Comment fonctionne WISeR

WISeR, pour Wasteful and Inappropriate Service Reduction, soumet certains actes à une entente préalable automatisée. Avant d'être remboursés, treize types de soins jugés à risque d'abus, comme les injections épidurales, la kyphoplastie ou les substituts cutanés, doivent passer par une validation. Lancé à la mi janvier 2026, le dispositif couvre six États : Oklahoma, Arizona, New Jersey, Ohio, Texas et Washington.

L'agence fédérale qui pilote Medicare, les CMS, assure que l'IA accorde un oui immédiat dans 88 % des cas lorsque le dossier clinique est complet, avec une décision visée sous 72 heures.

Sur le terrain, des retards et des factures impayées

La réalité décrite par les soignants est plus rugueuse. En avril, l'université de Washington comptait une centaine de patients en attente d'une épidurale à cause des délais. Des médecins rapportent des remboursements versés avec six à huit semaines de retard, quand la cible affichée est de quinze jours. Un praticien de l'Arizona dit n'avoir toujours pas été payé pour neuf épidurales à la fin mai.

C'est un désastre. Dès le départ, il n'y avait aucune organisation.

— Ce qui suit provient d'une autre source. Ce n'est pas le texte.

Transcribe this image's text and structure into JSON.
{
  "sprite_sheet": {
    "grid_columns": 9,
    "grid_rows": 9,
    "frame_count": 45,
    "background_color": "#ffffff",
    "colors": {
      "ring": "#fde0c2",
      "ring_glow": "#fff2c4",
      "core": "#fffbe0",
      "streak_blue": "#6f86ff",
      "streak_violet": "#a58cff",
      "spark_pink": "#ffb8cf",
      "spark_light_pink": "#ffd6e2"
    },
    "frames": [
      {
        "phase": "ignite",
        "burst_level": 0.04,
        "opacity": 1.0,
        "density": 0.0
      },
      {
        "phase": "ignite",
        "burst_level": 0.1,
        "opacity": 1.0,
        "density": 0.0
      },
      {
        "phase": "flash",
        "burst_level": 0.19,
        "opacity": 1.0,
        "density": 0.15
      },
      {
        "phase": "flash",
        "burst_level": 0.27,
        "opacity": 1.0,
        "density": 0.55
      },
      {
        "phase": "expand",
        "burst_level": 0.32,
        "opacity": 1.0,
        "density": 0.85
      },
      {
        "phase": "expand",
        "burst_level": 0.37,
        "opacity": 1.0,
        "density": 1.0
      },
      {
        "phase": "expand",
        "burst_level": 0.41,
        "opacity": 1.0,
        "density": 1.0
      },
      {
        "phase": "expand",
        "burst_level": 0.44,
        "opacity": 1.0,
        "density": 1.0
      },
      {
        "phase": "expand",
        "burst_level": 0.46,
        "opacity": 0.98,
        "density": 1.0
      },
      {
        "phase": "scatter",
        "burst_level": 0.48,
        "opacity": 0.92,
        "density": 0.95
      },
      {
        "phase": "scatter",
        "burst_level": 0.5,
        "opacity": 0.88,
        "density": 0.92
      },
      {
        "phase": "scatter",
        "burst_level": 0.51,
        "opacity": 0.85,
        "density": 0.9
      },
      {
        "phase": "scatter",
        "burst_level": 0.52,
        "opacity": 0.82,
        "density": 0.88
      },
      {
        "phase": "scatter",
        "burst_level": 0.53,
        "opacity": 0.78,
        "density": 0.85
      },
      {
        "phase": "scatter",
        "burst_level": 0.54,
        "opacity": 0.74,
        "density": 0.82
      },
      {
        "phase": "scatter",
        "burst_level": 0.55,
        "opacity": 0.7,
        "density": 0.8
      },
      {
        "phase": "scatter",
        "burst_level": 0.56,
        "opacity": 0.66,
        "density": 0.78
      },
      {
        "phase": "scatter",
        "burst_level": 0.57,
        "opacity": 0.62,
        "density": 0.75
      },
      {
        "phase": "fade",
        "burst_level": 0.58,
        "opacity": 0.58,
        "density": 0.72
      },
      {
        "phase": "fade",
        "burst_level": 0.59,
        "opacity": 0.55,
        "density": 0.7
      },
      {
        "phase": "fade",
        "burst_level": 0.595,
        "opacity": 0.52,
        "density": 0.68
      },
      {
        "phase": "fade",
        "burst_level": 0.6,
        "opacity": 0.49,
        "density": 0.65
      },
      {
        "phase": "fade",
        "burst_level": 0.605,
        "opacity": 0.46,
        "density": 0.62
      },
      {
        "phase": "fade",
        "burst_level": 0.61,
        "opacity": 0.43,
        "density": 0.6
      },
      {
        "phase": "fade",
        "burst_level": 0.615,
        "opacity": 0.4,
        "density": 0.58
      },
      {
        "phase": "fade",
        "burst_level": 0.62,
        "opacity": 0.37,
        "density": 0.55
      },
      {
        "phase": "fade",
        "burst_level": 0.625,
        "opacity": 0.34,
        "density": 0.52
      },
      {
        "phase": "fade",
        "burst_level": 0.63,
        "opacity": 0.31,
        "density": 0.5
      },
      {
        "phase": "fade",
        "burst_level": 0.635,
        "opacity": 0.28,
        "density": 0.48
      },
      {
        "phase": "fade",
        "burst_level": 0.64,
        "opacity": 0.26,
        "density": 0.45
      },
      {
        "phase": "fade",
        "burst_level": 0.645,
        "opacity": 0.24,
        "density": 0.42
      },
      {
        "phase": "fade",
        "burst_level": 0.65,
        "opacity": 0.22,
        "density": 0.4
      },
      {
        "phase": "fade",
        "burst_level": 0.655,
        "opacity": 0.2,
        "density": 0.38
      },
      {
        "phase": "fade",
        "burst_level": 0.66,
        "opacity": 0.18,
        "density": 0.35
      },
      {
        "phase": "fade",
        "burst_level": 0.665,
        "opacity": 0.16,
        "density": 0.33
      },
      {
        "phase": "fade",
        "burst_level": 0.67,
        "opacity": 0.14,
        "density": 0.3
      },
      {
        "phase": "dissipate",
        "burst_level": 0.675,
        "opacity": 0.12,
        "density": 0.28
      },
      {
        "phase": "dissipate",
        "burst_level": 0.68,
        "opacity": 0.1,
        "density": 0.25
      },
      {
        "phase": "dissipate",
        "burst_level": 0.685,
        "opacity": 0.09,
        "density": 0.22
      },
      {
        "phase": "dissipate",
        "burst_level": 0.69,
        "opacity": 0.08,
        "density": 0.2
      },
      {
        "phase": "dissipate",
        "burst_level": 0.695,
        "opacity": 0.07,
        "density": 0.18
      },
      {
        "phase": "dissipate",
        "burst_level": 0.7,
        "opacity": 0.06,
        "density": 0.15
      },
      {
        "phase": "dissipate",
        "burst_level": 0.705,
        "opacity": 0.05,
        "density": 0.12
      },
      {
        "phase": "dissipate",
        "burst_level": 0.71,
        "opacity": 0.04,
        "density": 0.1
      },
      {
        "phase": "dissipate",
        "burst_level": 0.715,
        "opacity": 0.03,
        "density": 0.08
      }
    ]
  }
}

Le témoignage est celui de Jerry Sobel, médecin de la douleur à Phoenix, cité par KFF Health News. Côté patients, Bill Curry, éleveur de 65 ans, résume la lassitude : remplir encore un formulaire, juste pour leur redire comment on se sent.

Un Congrès divisé

Le sujet est devenu politique. À la mi juillet, le Sénat a rejeté, par 46 voix contre 50, une proposition portée par les démocrates qui aurait mis fin à l'usage de l'entente préalable par IA dans le Medicare traditionnel. Les républicains ont bloqué l'examen du texte.

Le directeur du centre d'innovation des CMS, Abe Sutton, défend le programme : le modèle vise à réduire les soins inappropriés sans retarder les soins appropriés.

Pourquoi ça compte, ici aussi

WISeR fait entrer l'IA dans l'une des décisions les plus sensibles qui soient : quel soin sera pris en charge, et quand. La question qui monte n'est pas seulement l'efficacité, mais la responsabilité. Qui répond d'un refus, d'un retard, d'une erreur ? Le débat américain préfigure celui qui attend les systèmes de santé européens à mesure que ces outils s'installent.